Jakarta (ANTARA News) - Komisi Pemberantasan Korupsi (KPK) akan melacak orang-orang yang mendapat fasilitas untuk berhaji serta menyelidiki pengelolaan Biaya Penyelenggaraan Ibadah Haji (BPIH) dan penyediaan akomodasi untuk jemaah haji.

"Haji ini ada tiga, pertama berkaitan dengan BPIH, yaitu dana haji, kedua berkaitan dengan akomodasi pengadaan dan ketiga tentang orang-orang yang mendapat fasilitas-fasilitas untuk pergi ke sana, KPK akan melacak," kata Wakil Ketua KPK Bambang Widjojanto di Jakarta, Selasa.

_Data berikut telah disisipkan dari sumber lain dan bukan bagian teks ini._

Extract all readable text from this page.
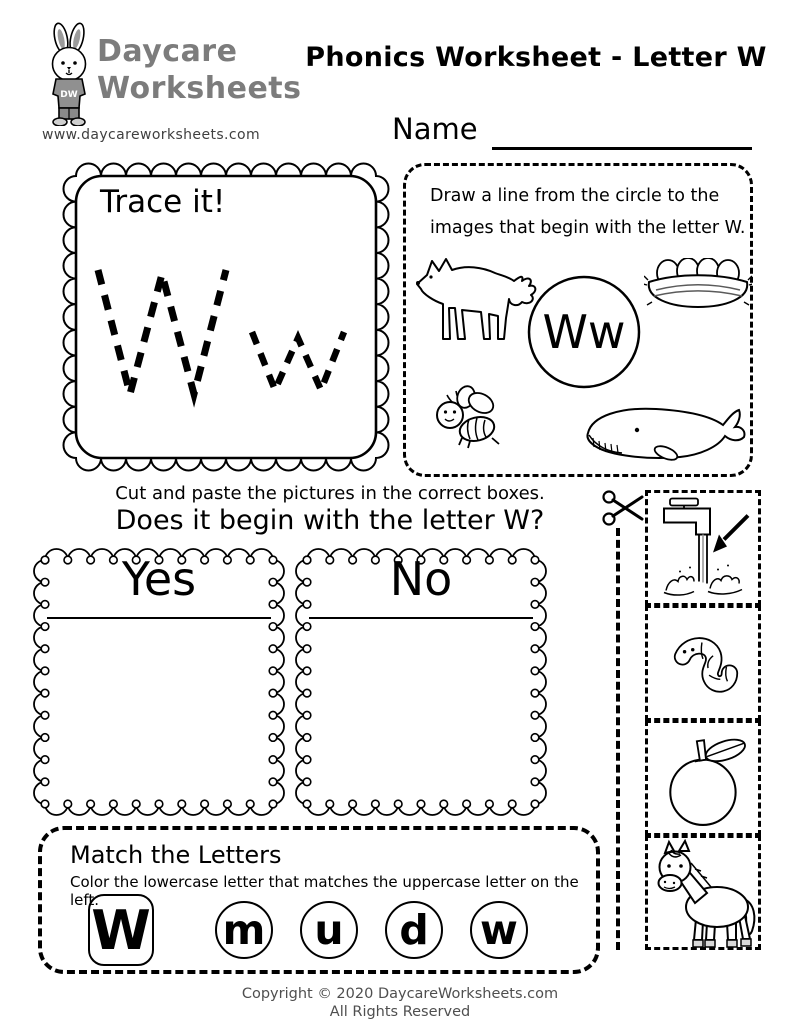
DW
Daycare
Worksheets
www.daycareworksheets.com
Phonics Worksheet - Letter W
Name
Trace it!	Draw a line from the circle to the
images that begin with the letter W.
Ww
Cut and paste the pictures in the correct boxes.
Does it begin with the letter W?
Yes	No
Match the Letters
Color the lowercase letter that matches the uppercase letter on the left.
W m	u	d	w
Copyright © 2020 DaycareWorksheets.com
All Rights Reserved
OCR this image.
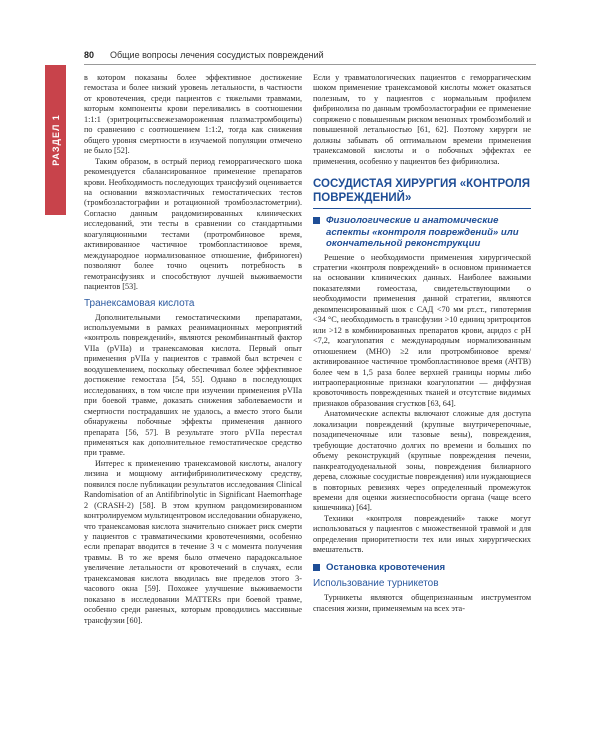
80 Общие вопросы лечения сосудистых повреждений
РАЗДЕЛ 1

в котором показаны более эффективное достижение гемостаза и более низкий уровень летальности, в частности от кровотечения, среди пациентов с тяжелыми травмами, которым компоненты крови переливались в соотношении 1:1:1 (эритроциты:свежезамороженная плазма:тромбоциты) по сравнению с соотношением 1:1:2, тогда как снижения общего уровня смертности в изучаемой популяции отмечено не было [52].

Таким образом, в острый период геморрагического шока рекомендуется сбалансированное применение препаратов крови. Необходимость последующих трансфузий оценивается на основании вязкоэластичных гемостатических тестов (тромбоэластографии и ротационной тромбоэластометрии). Согласно данным рандомизированных клинических исследований, эти тесты в сравнении со стандартными коагуляционными тестами (протромбиновое время, активированное частичное тромбопластиновое время, международное нормализованное отношение, фибриноген) позволяют более точно оценить потребность в гемотрансфузиях и способствуют лучшей выживаемости пациентов [53].

Транексамовая кислота

Дополнительными гемостатическими препаратами, используемыми в рамках реанимационных мероприятий «контроль повреждений», являются рекомбинантный фактор VIIa (рVIIa) и транексамовая кислота. Первый опыт применения рVIIa у пациентов с травмой был встречен с воодушевлением, поскольку обеспечивал более эффективное достижение гемостаза [54, 55]. Однако в последующих исследованиях, в том числе при изучении применения рVIIa при боевой травме, доказать снижения заболеваемости и смертности пострадавших не удалось, а вместо этого были обнаружены побочные эффекты применения данного препарата [56, 57]. В результате этого рVIIa перестал применяться как дополнительное гемостатическое средство при травме.

Интерес к применению транексамовой кислоты, аналогу лизина и мощному антифибринолитическому средству, появился после публикации результатов исследования Clinical Randomisation of an Antifibrinolytic in Significant Haemorrhage 2 (CRASH-2) [58]. В этом крупном рандомизированном контролируемом мультицентровом исследовании обнаружено, что транексамовая кислота значительно снижает риск смерти у пациентов с травматическими кровотечениями, особенно если препарат вводится в течение 3 ч с момента получения травмы. В то же время было отмечено парадоксальное увеличение летальности от кровотечений в случаях, если транексамовая кислота вводилась вне пределов этого 3-часового окна [59]. Похожее улучшение выживаемости показано в исследовании MATTERs при боевой травме, особенно среди раненых, которым проводились массивные трансфузии [60].

Если у травматологических пациентов с геморрагическим шоком применение транексамовой кислоты может оказаться полезным, то у пациентов с нормальным профилем фибринолиза по данным тромбоэластографии ее применение сопряжено с повышенным риском венозных тромбоэмболий и повышенной летальностью [61, 62]. Поэтому хирурги не должны забывать об оптимальном времени применения транексамовой кислоты и о побочных эффектах ее применения, особенно у пациентов без фибринолиза.

СОСУДИСТАЯ ХИРУРГИЯ «КОНТРОЛЯ ПОВРЕЖДЕНИЙ»
Физиологические и анатомические аспекты «контроля повреждений» или окончательной реконструкции

Решение о необходимости применения хирургической стратегии «контроля повреждений» в основном принимается на основании клинических данных. Наиболее важными показателями гомеостаза, свидетельствующими о необходимости применения данной стратегии, являются декомпенсированный шок с САД <70 мм рт.ст., гипотермия <34 °С, необходимость в трансфузии >10 единиц эритроцитов или >12 в комбинированных препаратов крови, ацидоз с рН <7,2, коагулопатия с международным нормализованным отношением (МНО) ≥2 или протромбиновое время/активированное частичное тромбопластиновое время (АЧТВ) более чем в 1,5 раза более верхней границы нормы либо интраоперационные признаки коагулопатии — диффузная кровоточивость поврежденных тканей и отсутствие видимых признаков образования сгустков [63, 64].

Анатомические аспекты включают сложные для доступа локализации повреждений (крупные внутричерепочные, позадипеченочные или тазовые вены), повреждения, требующие достаточно долгих по времени и больших по объему реконструкций (крупные повреждения печени, панкреатодуоденальной зоны, повреждения билиарного дерева, сложные сосудистые повреждения) или нуждающиеся в повторных ревизиях через определенный промежуток времени для оценки жизнеспособности органа (чаще всего кишечника) [64].

Техники «контроля повреждений» также могут использоваться у пациентов с множественной травмой и для определения приоритетности тех или иных хирургических вмешательств.

Остановка кровотечения
Использование турникетов

Турникеты являются общепризнанным инструментом спасения жизни, применяемым на всех эта-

KPK sudah mengumumkan penyelidikan dugaan korupsi dalam pengadaan barang dan jasa terkait penyelenggaraan ibadah haji 2012-2013 namun belum ada tersangka dalam kasus tersebut.

"Lidik (penyelidikan) haji kan sudah berjalan, bisa saja siapa-siapa yang dapat memberikan keterangan dan bisa membuat jelas (kasus) itu dipanggil," tambah Bambang.

Hari ini KPK meminta keterangan Direktur Jenderal Haji dan Umroh Kementerian Agama Anggito Abimayu untuk menyelidi kasus tersebut.

KPK juga sudah pernah meminta keterangan anggota DPR dalam penyelidikan tersebut yaitu mantan Wakil Ketua Komisi VIII DPR dari Fraksi Partai Keadilan Sejahtera Jazuli Juwaini dan anggota Komisi VIII DPR dari Fraksi Partai Persatuan Pembangunan Hasrul Azwar.

Pusat Pelaporan Analisis dan Transaksi Keuangan (PPATK) sudah sejak awal 2013 menyerahkan laporan hasil analisis tentang penyelenggaraan ibadah haji.

PPATK mengindikasikan terjadi penyimpangan dalam pengelolaan dana dana BPIH Kementerian Agama sebesar Rp80 triliun dengan bunga sekitar Rp2,3 triliun sepanjang 2004-2012.

KPK juga telah mengirimkan tim ke Madinah dan Mekah untuk melakukan pengecekan langsung untuk katering dan akomodasi dalam ibadah haji.

PPATK menjelaskan bahwa dana Rp80 triliun dalam penyelenggaraan ibadah haji ditempatkan pada bank tanpa ada standarisasi penempatan yang jelas.

Terdapat ketidakjelasan standarisasi penempatan dana haji, ditambah pembelian valuta asing untuk catering maupun akomodasi yang dinilai oleh PPATK belum jelas dan penggunakan dana untuk operasional kantor yang seharusnya masuk dalam pos APBN tapi dimasukkan ke dalam BPIH.